Patients with OA have shown a reduced gait speed, reduced stride length, shorter single-stance phase, and longer double-stance phase before a surgical intervention [4,44,45,46,47]. A previous study reported that patients with OA walk slowly and never recover normal gait patterns even after a successful operation. Consequently, pain relief has become the main goal of surgery for patients with OA. The major findings of our gait analysis are that Group A showed a longer single-stance leg phase and a shorter double-stance phase compared to Group B and Group C. The hip muscle strengthening exercises not only improve the single stance-based physical function but also play an important role in restoring normal gait patterns.

Our study has a few limitations. First, since we did not compare the strengths of the hip muscles and quadriceps with those of a healthy population, we could not examine by how much the muscle strengths were reduced in our sample population.

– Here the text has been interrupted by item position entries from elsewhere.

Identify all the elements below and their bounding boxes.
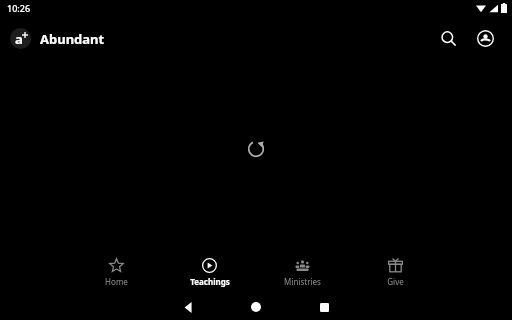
staticText: Home: [105, 276, 128, 287]
button[interactable]: Give: [349, 255, 442, 290]
button[interactable]: Ministries: [256, 255, 349, 290]
staticText: 10:26: [7, 2, 31, 14]
staticText: Ministries: [284, 276, 321, 287]
staticText: a: [15, 30, 23, 48]
button[interactable]: Account: [468, 21, 502, 55]
button[interactable]: Home: [222, 294, 290, 320]
button[interactable]: Home: [70, 255, 163, 290]
button[interactable]: Back: [154, 294, 222, 320]
staticText: Give: [387, 276, 404, 287]
button[interactable]: a: [10, 28, 105, 49]
button[interactable]: Search: [431, 21, 465, 55]
button[interactable]: Recents: [290, 294, 358, 320]
staticText: Abundant: [40, 30, 105, 48]
staticText: Teachings: [190, 276, 230, 287]
button[interactable]: Teachings: [163, 255, 256, 290]
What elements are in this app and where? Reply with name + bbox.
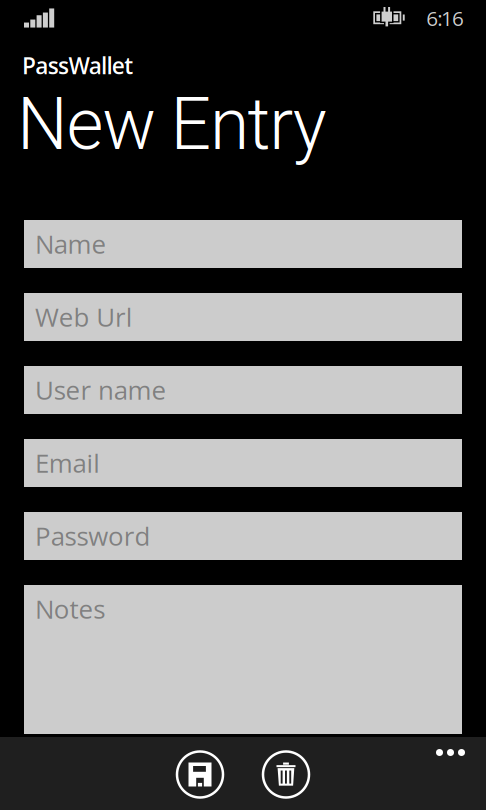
button[interactable]: Email	[24, 439, 462, 487]
staticText: Name	[35, 226, 106, 261]
button[interactable]: User name	[24, 366, 462, 414]
staticText: Web Url	[35, 299, 133, 334]
button[interactable]: Name	[24, 220, 462, 268]
button[interactable]: Delete	[263, 752, 309, 798]
staticText: New Entry	[17, 83, 327, 166]
staticText: Notes	[35, 591, 105, 626]
button[interactable]: Notes	[24, 585, 462, 734]
button[interactable]: Save	[177, 752, 223, 798]
button[interactable]: Password	[24, 512, 462, 560]
staticText: 6:16	[426, 4, 464, 32]
staticText: PassWallet	[22, 50, 133, 81]
staticText: User name	[35, 372, 166, 407]
staticText: Password	[35, 518, 151, 553]
button[interactable]: Web Url	[24, 293, 462, 341]
staticText: Email	[35, 445, 100, 480]
button[interactable]: More options	[426, 739, 475, 766]
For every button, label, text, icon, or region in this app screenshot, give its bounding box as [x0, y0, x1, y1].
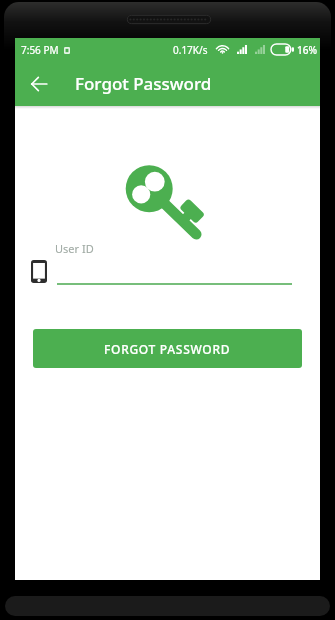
staticText: 0.17K/s [173, 43, 208, 57]
staticText: 7:56 PM [21, 43, 59, 57]
button[interactable]: Back [15, 61, 63, 106]
staticText: FORGOT PASSWORD [104, 341, 231, 357]
staticText: 16% [297, 43, 317, 57]
staticText: User ID [55, 241, 94, 256]
staticText: Forgot Password [75, 72, 212, 95]
button[interactable]: FORGOT PASSWORD [33, 329, 302, 368]
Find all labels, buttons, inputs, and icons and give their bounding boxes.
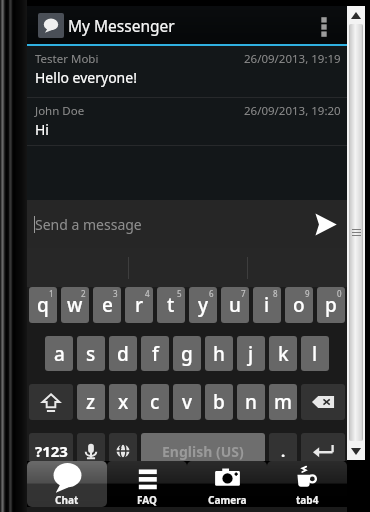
button[interactable]: John Doe [27,98,347,146]
staticText: 3 [113,288,118,299]
button[interactable]: m [269,384,297,420]
button[interactable]: q [29,287,57,323]
button[interactable]: Shift [29,384,73,420]
button[interactable]: More options [314,6,345,44]
button[interactable]: ?123 [29,433,73,469]
staticText: w [67,292,83,318]
button[interactable]: x [109,384,137,420]
button[interactable]: Chat [27,461,107,507]
button[interactable]: n [237,384,265,420]
button[interactable]: English (US) [141,433,265,469]
button[interactable]: o [285,287,313,323]
button[interactable]: v [173,384,201,420]
button[interactable]: Change language [109,433,137,469]
staticText: 5 [177,288,182,299]
button[interactable]: a [45,336,73,371]
button[interactable]: p [317,287,345,323]
button[interactable]: u [221,287,249,323]
button[interactable]: s [77,336,105,371]
staticText: 6 [209,288,214,299]
staticText: i [264,292,270,318]
staticText: f [152,341,159,367]
staticText: 1 [49,288,54,299]
staticText: c [150,389,160,415]
staticText: FAQ [137,493,157,507]
staticText: My Messenger [68,15,175,36]
staticText: John Doe [35,103,85,119]
staticText: Tester Mobi [35,51,99,67]
staticText: h [213,341,225,367]
button[interactable]: Send [305,207,339,241]
button[interactable]: f [141,336,169,371]
staticText: 26/09/2013, 19:20 [244,103,341,119]
staticText: 2 [81,288,86,299]
staticText: p [325,292,337,318]
staticText: o [293,292,305,318]
button[interactable]: Voice input [77,433,105,469]
staticText: tab4 [296,493,319,507]
staticText: k [278,341,289,367]
staticText: a [54,341,65,367]
staticText: n [245,389,257,415]
staticText: 7 [241,288,246,299]
button[interactable]: d [109,336,137,371]
button[interactable]: l [301,336,329,371]
staticText: l [312,341,318,367]
staticText: z [86,389,96,415]
button[interactable]: c [141,384,169,420]
staticText: s [86,341,96,367]
staticText: 0 [337,288,342,299]
staticText: 26/09/2013, 19:19 [244,51,341,67]
staticText: e [102,292,113,318]
staticText: English (US) [162,442,244,461]
staticText: r [135,292,144,318]
button[interactable]: tab4 [267,461,347,507]
button[interactable]: h [205,336,233,371]
button[interactable]: b [205,384,233,420]
button[interactable]: w [61,287,89,323]
button[interactable]: Enter [301,433,345,469]
staticText: v [182,389,193,415]
staticText: m [274,389,292,415]
staticText: t [167,292,175,318]
staticText: d [117,341,129,367]
staticText: Hi [35,120,49,139]
button[interactable]: r [125,287,153,323]
staticText: q [37,292,49,318]
button[interactable]: t [157,287,185,323]
staticText: y [198,292,209,318]
staticText: Hello everyone! [35,68,137,87]
button[interactable]: j [237,336,265,371]
staticText: b [213,389,225,415]
staticText: 4 [145,288,150,299]
button[interactable]: i [253,287,281,323]
button[interactable]: Camera [187,461,267,507]
button[interactable]: FAQ [107,461,187,507]
button[interactable]: Backspace [301,384,345,420]
staticText: Chat [55,493,79,507]
staticText: u [229,292,241,318]
staticText: g [181,341,193,367]
staticText: j [248,341,254,367]
button[interactable]: g [173,336,201,371]
staticText: Send a message [35,215,142,234]
staticText: 8 [273,288,278,299]
button[interactable]: . [269,433,297,469]
button[interactable]: Tester Mobi [27,46,347,98]
staticText: ?123 [35,441,68,461]
staticText: . [281,441,286,461]
staticText: Camera [208,493,247,507]
button[interactable]: e [93,287,121,323]
staticText: x [118,389,129,415]
button[interactable]: y [189,287,217,323]
staticText: 9 [305,288,310,299]
button[interactable]: k [269,336,297,371]
button[interactable]: z [77,384,105,420]
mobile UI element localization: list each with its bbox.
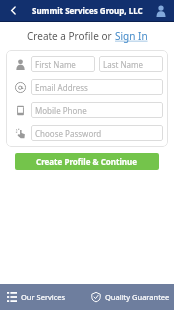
staticText: Choose Password — [35, 128, 102, 139]
button[interactable]: Back — [0, 0, 26, 21]
button[interactable]: Last Name — [99, 56, 163, 72]
button[interactable]: Our Services — [0, 284, 87, 310]
button[interactable]: Sign In — [115, 29, 148, 43]
staticText: Summit Services Group, LLC — [32, 5, 143, 16]
staticText: Our Services — [21, 292, 66, 302]
staticText: Email Address — [35, 82, 88, 93]
button[interactable]: Mobile Phone — [31, 102, 163, 118]
staticText: Quality Guarantee — [105, 292, 170, 302]
button[interactable]: Quality Guarantee — [87, 284, 174, 310]
button[interactable]: Choose Password — [31, 125, 163, 141]
button[interactable]: Account — [148, 0, 174, 21]
staticText: Last Name — [103, 59, 144, 70]
staticText: Create a Profile or — [27, 29, 115, 43]
button[interactable]: First Name — [31, 56, 95, 72]
button[interactable]: Create Profile & Continue — [15, 153, 159, 170]
staticText: Create Profile & Continue — [36, 156, 138, 167]
staticText: First Name — [35, 59, 76, 70]
button[interactable]: Email Address — [31, 79, 163, 95]
staticText: Mobile Phone — [35, 105, 87, 116]
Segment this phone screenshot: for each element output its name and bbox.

Second, limited quantification and comparisons were conducted in our analysis, since the participants could not be followed up for a long term.

5. Conclusions

In summary, a 12-week hip muscle strengthening exercise program improved the pain, physical function, and gait patterns of patients who underwent TKA. The program especially effectively improved single stance-based function. A rehabilitative program for patients who underwent TKA developed in consideration of these benefits of hip muscle strengthening exercise may effectively promote the recovery of the patients. Therefore, to improve single stance-based physical function and gait in patients with TKA, additional hip exercises combined with conventional quadriceps exercises are required.